Corriere della Sera - La Lettura

IL MISTERO ANTONIA POZZI E IL MISTERO DELL’AMORE

- Di DANIELE PICCINI

La poesia di Antonia Pozzi (1912-1938: qui sotto) è uno dei misteri del nostro Novecento: una voce squillante, esigente, nuda, che tutto vuole e senza nulla stringere alla fine si avventura per il sentiero più impervio, per il silenzio dei suoi monti, per il sacro vuoto che si apre in lei. Quanto la sua parola è sorgiva, tremula, come appena nata e indifesa, tanto è prepotente la sua richiesta di bene, di assoluta corrispond­enza, che salvi dall’oscurità del mondo. Basta una qualunque scelta di suoi testi, anche riuniti per via di un tema, come nell’antologia Tu sei l’erba e la terra.
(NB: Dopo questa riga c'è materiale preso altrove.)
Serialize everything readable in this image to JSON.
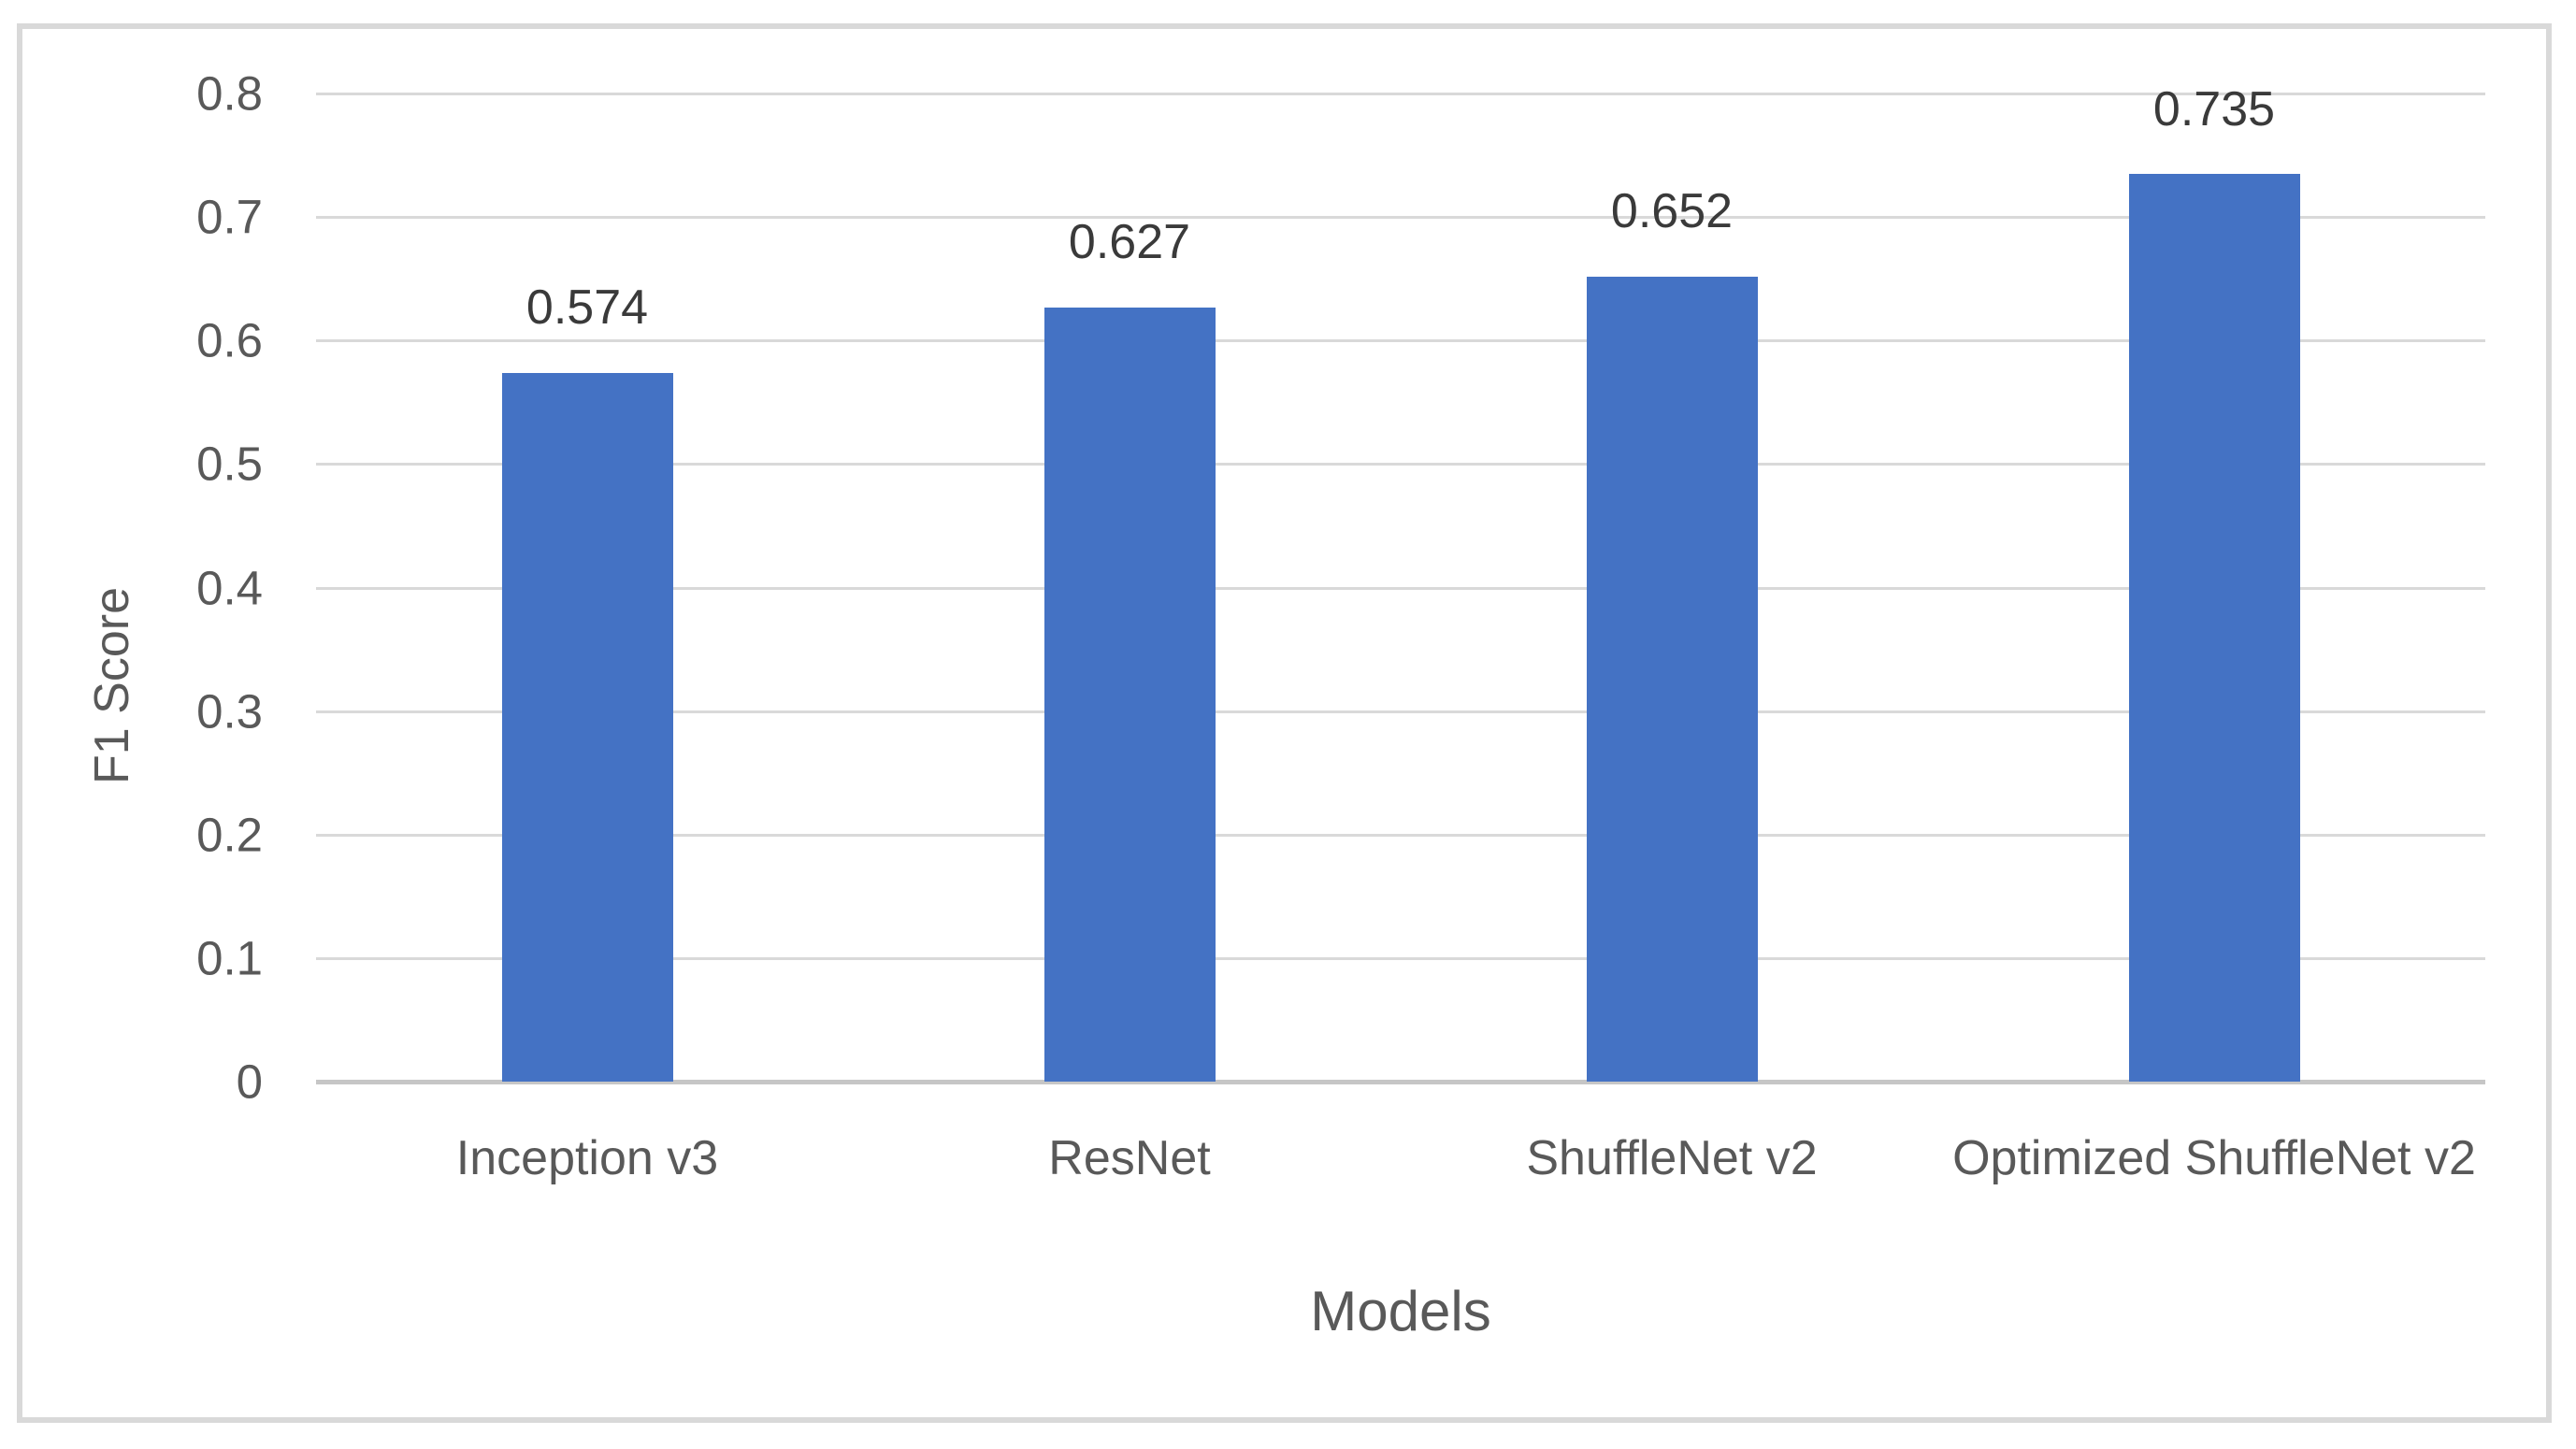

Le più belle poesie d’amore (Garzanti, pp. 96, € 4,90: l’edizione rinverdisc­e il modello dei «Miti» Mondadori, con pochi testi e nessun accompagna­mento esegetico o introduzio­ne), per risvegliar­e nel lettore l’inquietudi­ne salutare di questa voce, che sogna una vita alta, una vita intera e colma, e non potendola avere, a tutto rinuncia, ma non al dialogo con un «tu» assoluto, che sull’amore perduto, sul vuoto che esso ha spalancato, si lascia intuire e chiamare («E tu accogli la mia meraviglia / di creatura, / il mio tremito di stelo / vivo nel cerchio / degli orizzonti, / piegato al vento / limpido — della bellezza»). È una poesia che prima che d’amore (e sì che vi è desiderio e soprattutt­o una richiesta di confidenza con l’altro, di unione piena e generante, che dà vita), si vorrebbe definire come una poesia creaturale e sacra. Un anelito di più profonda e totale intimità con la bellezza sembra consumare ogni alternativ­a e strada mondana a quest’anima, facendo della sua lirica un fiore sbocciato imprevisto e fugace, purissimo.